If review.withCodex: true is set in the config, cf-review automatically runs a Codex second-opinion review alongside Claude's and merges both — no flag needed here (cf-review reads the config itself).
Completion Protocol
- DONE — Optimization verified with measurements. Show: before/after comparison table, % improvement, files changed.
- DONE_WITH_CONCERNS — Optimization applied but improvement is marginal (< 5%) or has trade-offs. Show: numbers + trade-off analysis.
- BLOCKED — Cannot optimize. Show: why (can't measure, no clear bottleneck, would require architectural change). Suggest next action.
Rules
- ALWAYS measure before AND after — no "it should be faster" claims
- One optimization at a time — never batch multiple changes
- Tests must pass throughout — run existing tests after every change
- Get user confirmation before implementing (Step 6)

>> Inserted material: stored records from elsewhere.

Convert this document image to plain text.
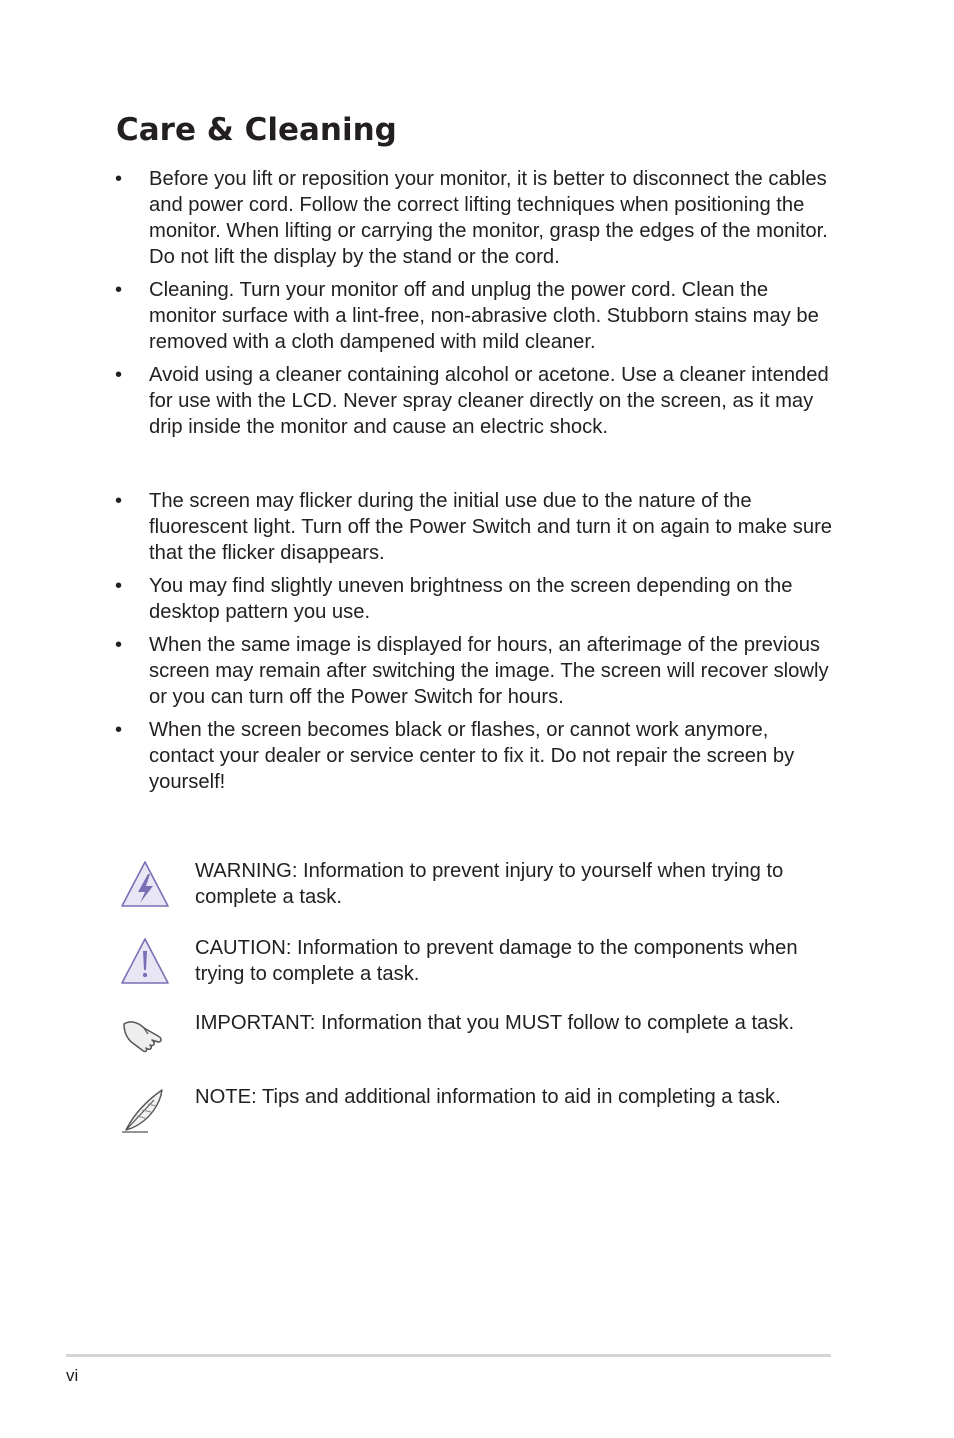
Care & Cleaning
• Before you lift or reposition your monitor, it is better to disconnect the cables and power cord. Follow the correct lifting techniques when positioning the monitor. When lifting or carrying the monitor, grasp the edges of the monitor. Do not lift the display by the stand or the cord.
• Cleaning. Turn your monitor off and unplug the power cord. Clean the monitor surface with a lint-free, non-abrasive cloth. Stubborn stains may be removed with a cloth dampened with mild cleaner.
• Avoid using a cleaner containing alcohol or acetone. Use a cleaner intended for use with the LCD. Never spray cleaner directly on the screen, as it may drip inside the monitor and cause an electric shock.
• The screen may flicker during the initial use due to the nature of the fluorescent light. Turn off the Power Switch and turn it on again to make sure that the flicker disappears.
• You may find slightly uneven brightness on the screen depending on the desktop pattern you use.
• When the same image is displayed for hours, an afterimage of the previous screen may remain after switching the image. The screen will recover slowly or you can turn off the Power Switch for hours.
• When the screen becomes black or flashes, or cannot work anymore, contact your dealer or service center to fix it. Do not repair the screen by yourself!
WARNING: Information to prevent injury to yourself when trying to complete a task.
CAUTION: Information to prevent damage to the components when trying to complete a task.
IMPORTANT: Information that you MUST follow to complete a task.
NOTE: Tips and additional information to aid in completing a task.
vi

- If you cannot measure it, ask the user how to measure it before proceeding
- Revert if the optimization makes things worse or breaks tests
- Prefer real profiling tools over AI estimation when available
Tool Integration
| Tool | Domain | Install | Used For |
|---|
hyperfine | General | brew install hyperfine / cargo install hyperfine | Precise CLI benchmarking with warmup and statistical analysis |
clinic | Node.js | npm i -g clinic | Flamegraphs, I/O profiling, bubbleprof |
0x | Node.js | npm i -g 0x | Lightweight flamegraph generation |
lighthouse | Web | npm i -g lighthouse | Web performance audit (LCP, FID, CLS) |
perf | Linux | System package | CPU counters, cache misses, syscall profiling |
webpack-bundle-analyzer | JS bundles | npm i -D webpack-bundle-analyzer | Bundle size visualization |
When no tools are detected, cf-optimize falls back to AI-only mode: manual console.time(), process.memoryUsage(), and code-level instrumentation. Results are clearly marked as estimates.